The random ballot, single stochastic vote, or lottery voting is an electoral system in which an election is decided on the basis of a single randomly selected ballot. 

It is closely related to random dictatorship; the latter is a general rule for social choice, while random ballot is an application of this general rule for electing candidates in multi-constituency bodies. Whilst appearing superficially chaotic, the system has the potential to retain the most attractive characteristics of both first past the post and proportional representation systems in elections to multi-constituency bodies. Random dictatorship was first described in 1977 by Allan Gibbard. Its application to elections was first described in 1984 by Akhil Reed Amar,.

Method and properties
In an election or referendum, the ballot of a single voter is selected at random, and that ballot decides the result of the election.  In this way, each candidate or option wins with a probability exactly equal to the fraction of the electorate favouring that candidate or option.

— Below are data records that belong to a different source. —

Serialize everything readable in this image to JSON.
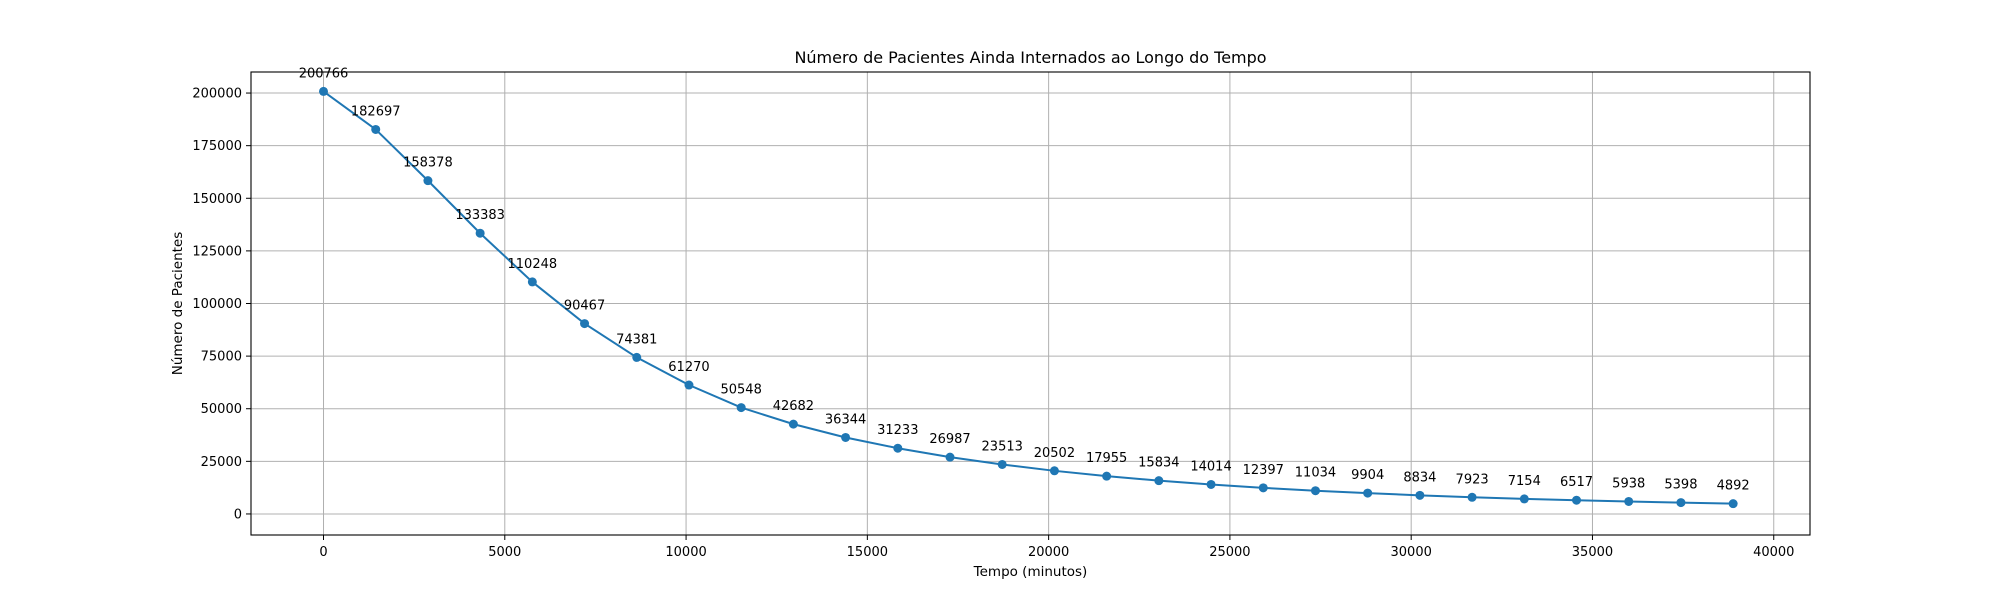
{
  "chart_data": {
    "type": "line",
    "title": "Número de Pacientes Ainda Internados ao Longo do Tempo",
    "xlabel": "Tempo (minutos)",
    "ylabel": "Número de Pacientes",
    "xlim": [
      -2000,
      41000
    ],
    "ylim": [
      -10000,
      210000
    ],
    "xticks": [
      0,
      5000,
      10000,
      15000,
      20000,
      25000,
      30000,
      35000,
      40000
    ],
    "yticks": [
      0,
      25000,
      50000,
      75000,
      100000,
      125000,
      150000,
      175000,
      200000
    ],
    "grid": true,
    "series": [
      {
        "color": "#1f77b4",
        "x": [
          0,
          1440,
          2880,
          4320,
          5760,
          7200,
          8640,
          10080,
          11520,
          12960,
          14400,
          15840,
          17280,
          18720,
          20160,
          21600,
          23040,
          24480,
          25920,
          27360,
          28800,
          30240,
          31680,
          33120,
          34560,
          36000,
          37440,
          38880
        ],
        "y": [
          200766,
          182697,
          158378,
          133383,
          110248,
          90467,
          74381,
          61270,
          50548,
          42682,
          36344,
          31233,
          26987,
          23513,
          20502,
          17955,
          15834,
          14014,
          12397,
          11034,
          9904,
          8834,
          7923,
          7154,
          6517,
          5938,
          5398,
          4892
        ],
        "labels": [
          "200766",
          "182697",
          "158378",
          "133383",
          "110248",
          "90467",
          "74381",
          "61270",
          "50548",
          "42682",
          "36344",
          "31233",
          "26987",
          "23513",
          "20502",
          "17955",
          "15834",
          "14014",
          "12397",
          "11034",
          "9904",
          "8834",
          "7923",
          "7154",
          "6517",
          "5938",
          "5398",
          "4892"
        ]
      }
    ]
  }
}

The random ballot method is decisive, in that there is no possibility of a tied vote, assuming that the selected voter has expressed a preference (if not then another ballot can be selected at random). It is unbiased, in that the probability of a particular result is equal to the proportion of total support that that result has in all the votes.  When used in a single-winner contest, it is also strategyproof, in that there is no advantage in tactical voting.  But it is not deterministic, in that a different random selection could have produced a different result, and it does not conform to majority rule since there is a possibility that the selected voter may be in the minority.

Emergent properties

If the random ballot is used to select the members of a multi-constituency body, it can serve to retain the attractive features of both first past the post and proportional representation.

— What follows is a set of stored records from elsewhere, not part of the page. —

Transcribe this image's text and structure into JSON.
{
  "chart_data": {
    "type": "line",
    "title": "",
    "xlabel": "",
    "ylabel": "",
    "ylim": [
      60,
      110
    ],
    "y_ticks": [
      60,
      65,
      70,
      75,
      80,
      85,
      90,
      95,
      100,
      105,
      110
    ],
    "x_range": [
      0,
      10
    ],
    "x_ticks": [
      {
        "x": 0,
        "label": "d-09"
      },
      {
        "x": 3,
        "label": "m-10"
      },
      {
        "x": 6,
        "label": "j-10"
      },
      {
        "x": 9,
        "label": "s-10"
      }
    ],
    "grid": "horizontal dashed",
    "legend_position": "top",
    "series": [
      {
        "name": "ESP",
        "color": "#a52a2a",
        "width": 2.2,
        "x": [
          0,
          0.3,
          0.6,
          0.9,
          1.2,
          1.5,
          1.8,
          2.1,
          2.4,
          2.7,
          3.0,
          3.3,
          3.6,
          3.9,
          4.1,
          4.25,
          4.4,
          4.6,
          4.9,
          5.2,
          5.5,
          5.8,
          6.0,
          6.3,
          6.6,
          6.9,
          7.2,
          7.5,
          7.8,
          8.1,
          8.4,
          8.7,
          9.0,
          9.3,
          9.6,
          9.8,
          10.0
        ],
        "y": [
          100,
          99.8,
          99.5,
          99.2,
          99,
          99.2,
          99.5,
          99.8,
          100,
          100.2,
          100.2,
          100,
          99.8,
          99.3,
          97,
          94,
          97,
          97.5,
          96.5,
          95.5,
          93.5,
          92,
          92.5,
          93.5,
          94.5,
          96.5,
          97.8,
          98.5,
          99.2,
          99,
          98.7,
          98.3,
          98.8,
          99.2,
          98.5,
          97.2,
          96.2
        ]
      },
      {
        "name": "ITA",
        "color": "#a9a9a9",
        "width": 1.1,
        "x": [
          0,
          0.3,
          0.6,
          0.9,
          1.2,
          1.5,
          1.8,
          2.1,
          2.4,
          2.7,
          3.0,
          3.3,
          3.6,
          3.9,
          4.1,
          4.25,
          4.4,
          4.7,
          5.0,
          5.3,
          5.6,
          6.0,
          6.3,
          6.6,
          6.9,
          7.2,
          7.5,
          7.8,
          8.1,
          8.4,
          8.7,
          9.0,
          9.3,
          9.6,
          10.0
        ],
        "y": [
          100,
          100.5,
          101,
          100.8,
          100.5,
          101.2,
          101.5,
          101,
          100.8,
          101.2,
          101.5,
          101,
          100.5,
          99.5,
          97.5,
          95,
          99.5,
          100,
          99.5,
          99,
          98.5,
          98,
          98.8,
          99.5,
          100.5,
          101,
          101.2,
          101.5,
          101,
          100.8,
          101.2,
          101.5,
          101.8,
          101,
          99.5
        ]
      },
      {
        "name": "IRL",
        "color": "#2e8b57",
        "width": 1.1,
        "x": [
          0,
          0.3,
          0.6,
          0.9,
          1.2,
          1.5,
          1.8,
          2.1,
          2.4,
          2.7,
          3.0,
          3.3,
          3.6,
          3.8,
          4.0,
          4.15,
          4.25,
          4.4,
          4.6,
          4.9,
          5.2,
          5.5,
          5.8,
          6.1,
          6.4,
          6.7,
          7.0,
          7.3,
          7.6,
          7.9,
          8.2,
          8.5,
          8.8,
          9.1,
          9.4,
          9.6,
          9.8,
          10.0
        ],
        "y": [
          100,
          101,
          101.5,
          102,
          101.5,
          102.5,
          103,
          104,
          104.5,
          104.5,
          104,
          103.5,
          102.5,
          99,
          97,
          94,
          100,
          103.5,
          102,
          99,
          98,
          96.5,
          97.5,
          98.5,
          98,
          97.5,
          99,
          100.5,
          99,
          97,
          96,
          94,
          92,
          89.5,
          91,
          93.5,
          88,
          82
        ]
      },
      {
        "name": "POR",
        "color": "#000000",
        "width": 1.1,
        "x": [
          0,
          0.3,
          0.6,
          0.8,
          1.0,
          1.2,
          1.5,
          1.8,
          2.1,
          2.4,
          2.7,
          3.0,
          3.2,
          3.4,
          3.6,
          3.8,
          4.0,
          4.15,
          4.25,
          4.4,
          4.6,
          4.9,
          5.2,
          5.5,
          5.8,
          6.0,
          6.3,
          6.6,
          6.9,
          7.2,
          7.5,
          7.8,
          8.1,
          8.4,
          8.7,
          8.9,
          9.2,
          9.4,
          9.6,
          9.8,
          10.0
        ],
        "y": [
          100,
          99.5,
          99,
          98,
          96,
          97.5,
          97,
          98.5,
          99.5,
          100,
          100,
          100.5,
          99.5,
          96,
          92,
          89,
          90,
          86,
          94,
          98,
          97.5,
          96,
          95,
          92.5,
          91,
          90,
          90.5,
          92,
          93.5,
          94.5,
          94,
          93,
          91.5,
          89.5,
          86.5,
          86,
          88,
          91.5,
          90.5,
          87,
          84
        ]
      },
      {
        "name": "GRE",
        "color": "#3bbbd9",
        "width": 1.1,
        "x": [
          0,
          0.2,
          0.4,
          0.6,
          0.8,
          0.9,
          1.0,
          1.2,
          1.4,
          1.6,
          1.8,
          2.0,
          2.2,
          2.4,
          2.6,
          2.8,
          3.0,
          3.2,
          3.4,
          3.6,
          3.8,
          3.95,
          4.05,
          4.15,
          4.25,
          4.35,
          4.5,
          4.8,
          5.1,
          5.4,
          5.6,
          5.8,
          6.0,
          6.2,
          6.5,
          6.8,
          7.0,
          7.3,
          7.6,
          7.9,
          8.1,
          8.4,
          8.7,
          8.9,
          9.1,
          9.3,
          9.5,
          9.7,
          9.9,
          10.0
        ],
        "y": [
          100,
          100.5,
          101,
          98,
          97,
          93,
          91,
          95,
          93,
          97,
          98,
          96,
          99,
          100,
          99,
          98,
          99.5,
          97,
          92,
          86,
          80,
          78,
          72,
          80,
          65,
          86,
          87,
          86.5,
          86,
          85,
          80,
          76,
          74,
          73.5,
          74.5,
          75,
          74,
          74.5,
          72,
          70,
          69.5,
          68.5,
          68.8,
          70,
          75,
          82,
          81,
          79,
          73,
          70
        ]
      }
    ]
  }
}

As the winner of each ballot is chosen randomly, the party with the largest vote share is most likely to get the greatest number of candidates. In fact, as the number of ballots grows, the percentage representation of each party in the elected body will get closer and closer to their actual proportion of the vote across the entire electorate. At the same time, the chance of a randomly selected highly unrepresentative body diminishes.

For example, a minority party with 1% of the vote might have a 1/100 chance of getting a seat in each ballot. In a 50-person assembly, the probability of a majority for this party being chosen by random ballot is approximately (using the binomial distribution CDF)

This is a vanishingly small chance, which negates the possibility of small parties winning majorities due to random chance.

At same time, the random ballot preserves a local representative for each constituency, although this individual may not have received a majority of votes of their constituents.

Prevalence
There are no examples of the random ballot in use in practice, but as a thought experiment, it has been used to explain some of the properties of other electoral systems, and it is occasionally used in real life as a tiebreaker for other methods.

Randomness in other electoral systems
There are various other elements of randomness (other than tie-breaking) in existing electoral systems:

1. Randomly ordering candidates on a list.. It is often observed that candidates who are placed in a high position on the ballot-paper will receive extra votes as a result, from voters who are apathetic (especially in elections with compulsory voting) or who have a strong preference for a party but are indifferent among individual candidates representing that party (when there are two or more). For this reason, many societies have abandoned traditional alphabetical listing of candidates on the ballot in favour of either ranking by the parties (e.g., the Australian Senate), placement by lot, or rotation (e.g., Hare-Clark STV-PR system used in Tasmania and the Australian Capital Territory). When candidates are ordered by lot on the ballot, the advantage of donkey voting can be decisive in a close race.

2. Randomly selecting votes for transfer. In some single transferable vote  (STV) systems of proportional representation, an elected candidate's surplus of votes over and above the quota is transferred by selecting the required number of ballot papers at random. Thus, if the quota is 1,000 votes, a candidate who polls 1,200 first preference votes has a surplus of 200 votes that s/he does not need. In some STV systems (Ireland since 1922, and Australia from 1918 to 1984), electoral officials select 200 ballot-papers randomly from the 1,200. However, this has been criticised since it is not replicable if a recount is required. As a result, Australia has adopted a variant of fractional transfer, a.k.a. the "Gregory method", by which all 1,200 ballot-papers are transferred but are marked down in value to 0.1666 (one-sixth) of a vote each. This means that 1,000 votes "stay with" the elected candidate, while the value of the 1,200 ballot-papers transferred equals only 200 votes.

3. Randomly selecting winners. This method is called sortition: rather than choosing ballots, it chooses candidates directly by lot, with no input from the voters, as if each ballot involved individuals voting for themselves.  This is not the same as random ballot, since random ballot is weighted in favor of candidates who receive more votes.  Random ballot would behave identically to random winner only if all candidates received the same number of votes.